Unmatched evoked activity from plot output

mne version: 0.21.dev
OS: Windows 10


Hi there,

Both plots above are showing the evoked activity on one sensor (Top) and across all gradiometers (Bottom). While it looks like the one sensor plot is normalised to mean (as zero), the gradiometer plot does it a little differently. I would like to ask if it is possible for one condition to show stronger evoked response over the other across the entire time frame (as shown in the bottom plot)? Or is this the result of an error somewhere either from my data or a plotting issue?

The plots were generated by:


# blanks3_all and blanks5_all are lists of evoked data of all my participants, acquired from mne.read_evokeds. 
grand_blanks3_data = mne.grand_average(blanks3_all, interpolate_bads=True, drop_bads=True)
grand_blanks5_data = mne.grand_average(blanks5_all, interpolate_bads=True, drop_bads=True)

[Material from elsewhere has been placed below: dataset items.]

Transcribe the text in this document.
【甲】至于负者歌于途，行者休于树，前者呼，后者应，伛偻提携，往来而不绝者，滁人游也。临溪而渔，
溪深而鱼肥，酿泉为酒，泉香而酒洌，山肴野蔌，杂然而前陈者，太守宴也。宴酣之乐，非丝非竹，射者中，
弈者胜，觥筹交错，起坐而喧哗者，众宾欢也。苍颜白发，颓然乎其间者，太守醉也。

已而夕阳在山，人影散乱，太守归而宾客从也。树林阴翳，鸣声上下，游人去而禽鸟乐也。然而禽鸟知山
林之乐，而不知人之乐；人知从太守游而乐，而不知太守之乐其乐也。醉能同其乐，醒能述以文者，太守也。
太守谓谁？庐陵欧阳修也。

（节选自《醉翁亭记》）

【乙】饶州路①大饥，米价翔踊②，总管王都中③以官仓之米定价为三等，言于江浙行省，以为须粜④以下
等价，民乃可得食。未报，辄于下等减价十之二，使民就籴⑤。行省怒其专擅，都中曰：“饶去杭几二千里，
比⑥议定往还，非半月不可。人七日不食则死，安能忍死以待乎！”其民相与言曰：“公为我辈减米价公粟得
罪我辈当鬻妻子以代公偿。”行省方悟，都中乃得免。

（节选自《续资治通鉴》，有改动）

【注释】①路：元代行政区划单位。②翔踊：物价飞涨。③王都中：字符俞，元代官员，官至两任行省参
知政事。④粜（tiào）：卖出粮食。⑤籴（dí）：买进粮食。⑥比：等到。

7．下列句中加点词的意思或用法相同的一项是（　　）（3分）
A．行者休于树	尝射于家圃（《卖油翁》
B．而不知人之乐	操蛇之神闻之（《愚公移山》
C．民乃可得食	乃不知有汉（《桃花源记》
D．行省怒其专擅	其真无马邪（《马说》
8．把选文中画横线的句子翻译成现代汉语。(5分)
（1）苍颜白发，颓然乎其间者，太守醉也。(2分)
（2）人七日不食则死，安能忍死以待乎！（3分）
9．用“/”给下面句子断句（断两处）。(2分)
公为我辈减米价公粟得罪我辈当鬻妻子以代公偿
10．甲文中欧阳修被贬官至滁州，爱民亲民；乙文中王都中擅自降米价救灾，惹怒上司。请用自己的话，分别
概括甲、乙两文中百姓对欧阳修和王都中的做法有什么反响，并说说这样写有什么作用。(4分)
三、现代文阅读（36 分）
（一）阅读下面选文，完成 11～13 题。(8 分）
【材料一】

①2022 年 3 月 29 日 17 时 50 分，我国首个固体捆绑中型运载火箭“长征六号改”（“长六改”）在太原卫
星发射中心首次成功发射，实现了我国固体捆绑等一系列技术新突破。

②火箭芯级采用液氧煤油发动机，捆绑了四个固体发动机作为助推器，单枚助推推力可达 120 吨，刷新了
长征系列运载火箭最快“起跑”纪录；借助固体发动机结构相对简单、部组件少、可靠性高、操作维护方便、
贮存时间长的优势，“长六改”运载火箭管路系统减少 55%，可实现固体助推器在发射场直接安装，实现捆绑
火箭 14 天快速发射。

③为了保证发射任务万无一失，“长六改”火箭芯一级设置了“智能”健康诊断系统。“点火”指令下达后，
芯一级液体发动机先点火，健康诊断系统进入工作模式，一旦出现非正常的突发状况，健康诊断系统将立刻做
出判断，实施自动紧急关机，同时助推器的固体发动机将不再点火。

grand_blanks3_data.crop(-0.2, 0.5)
grand_blanks5_data.crop(-0.2, 0.5)
 
grand_blanks3_data.filter(8.,70.)
grand_blanks5_data.filter(8.,70.)

evokeds = {'blank_3': grand_blanks3_data, 'blank_5': grand_blanks5_data}
 
# ch_name is the name of the single sensor for the single plot, and swapped to 'grad' for the gradiometer plot
mne.viz.plot_compare_evokeds(evokeds, colors={'blanks_5': (0,1,0), 'blanks_3': (0,0.5,0)},  picks=ch_name);

Bump. Any kind insights from anyone?

Hi – my guess is you are missing some kind of baseline correction. Did you take that into account?

Mainak

Thanks for your input! I added:

grand_blanks3_data.apply_baseline(baseline=[1.75,2.75])
grand_blanks5_data.apply_baseline(baseline=[1.75,2.75])

between cropping and filtering based on the codes above but unfortunately didn’t make any difference.

Could you try again with MNE 0.22?

Hi Richard, thanks. I’ve just updated it but unfortunately, the problem still exist.

I should add that this outlier condition is an artificially generated condition that I created based on the existing data - by sampling random intervals of an existing condition data file. All I did was create time stamps and append it onto a fresh array that follows the format of a standard events output (ie.

np.array([event time, stim chn before event, event_id])

. I did not think that this would affect the evoked output in anyway since the evoked data was not manipulated in this process. Rather, this array guides the extraction process of the evoked activity during these time stamps from the actual raw data.